After a series of safety scandals that killed Chinese citizens and degraded the international reputation of the country's exports, Beijing has approved a broad series of tougher food-safety laws. But given the difficulty in implementing laws in China, it's unclear whether the legislation will make China's food safer to eat.

The new regulations, approved by the Standing Committee of the National People's Congress, will raise safety standards, increase punishments and institute a system of risk evaluation that includes monitoring 500,000 companies, the state-run Xinhua news service reported on Feb. 28. Responsibility for food safety will be divided among the General Administration of Quality Supervision, Inspection and Quarantine, the State Food and Drug Administration and the ministries of health, agriculture, commerce and industry. Such division among several government bureaus has long been considered a shortcoming of the Chinese safety system, as various agencies have battled for control and potential revenue from fines. "It's a problem," says Hu Dinghuan, a researcher with the Chinese Academy of Agricultural Sciences. "There are too many responsible departments." He advocates putting more of the burden on the private sector. (Read "China's Melamine Woes Likely to Get Worse.")

What could be more problematic is the time it will take China to put the regulations into place. The law has been years in the making, and the government has delayed approval as it weighed how to incorporate lessons from the latest food-safety scandals. China has endured a series of such scandals in recent years, and often the country's youngest citizens have been the victims. Five years ago, 13 babies died of malnourishment in coastal Fujian province after they were fed formula that contained little or no nutritional value. Last year at least six infants died and some 300,000 were sickened after consuming milk made from powder contaminated with melamine, a chemical used in making plastics. Melamine added to a diluted or inferior milk can make its protein content appear artificially high. When consumed in large quantities, it can lead to formation of dangerous crystals in the kidneys that can result in organ failure.

The value of Chinese food exports has expanded by a factor of nearly 6 over the past two decades, from $4.5 billion in 1986 to $25.7 billion in 2006, and governments around the world are demanding that Beijing boost the safety of what it produces. In 2006, after more than 100 people died in Panama upon consuming cough medicine that contained toxic diethylene glycol from China, the mainland's food- and product-safety problems became an international concern. Adulterated wheat gluten from China was blamed for the death of thousands of pets in North America in 2007. That year, the U.S. Food and Drug Administration banned several types of Chinese seafood that repeatedly tested positive for banned veterinary drugs. (Read "China's Consumers: Not Ready to Save the World.")

While the latest laws have been touted as a tough approach to food safety, China has already shown that it will take extreme measures against prominent violators. In 2007 the country executed Zheng Xiaoyu, the former head of its State Food and Drug Administration, for accepting $850,000 in bribes from drug companies. In January, a Chinese court sentenced two people to death in the melamine milk-poisoning scandal. But China's health ministry acknowledged over the weekend that the food-safety situation remains grim.
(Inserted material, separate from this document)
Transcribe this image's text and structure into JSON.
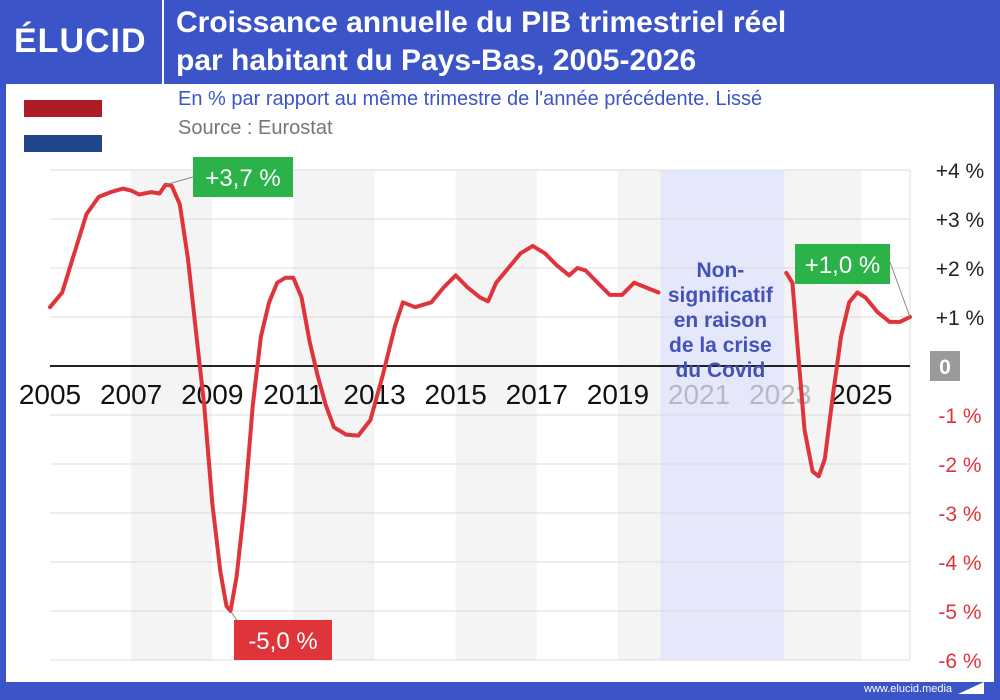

Part of the problem is the unevenness of enforcement. While China boasts many practical and well-considered regulations, its legal system still struggles with corruption and a willingness of some local authorities to prioritize growth over health and safety. "I do consider the new law a good thing, but it will take time to implement it," says Hu Xiaosong, a professor at the China Agricultural University Food Safety Technological Center. "For example, we have had a traffic law for years, but to this day, there are still people jaywalking at every street corner. Don't expect the law will bring an immediate improvement in food safety."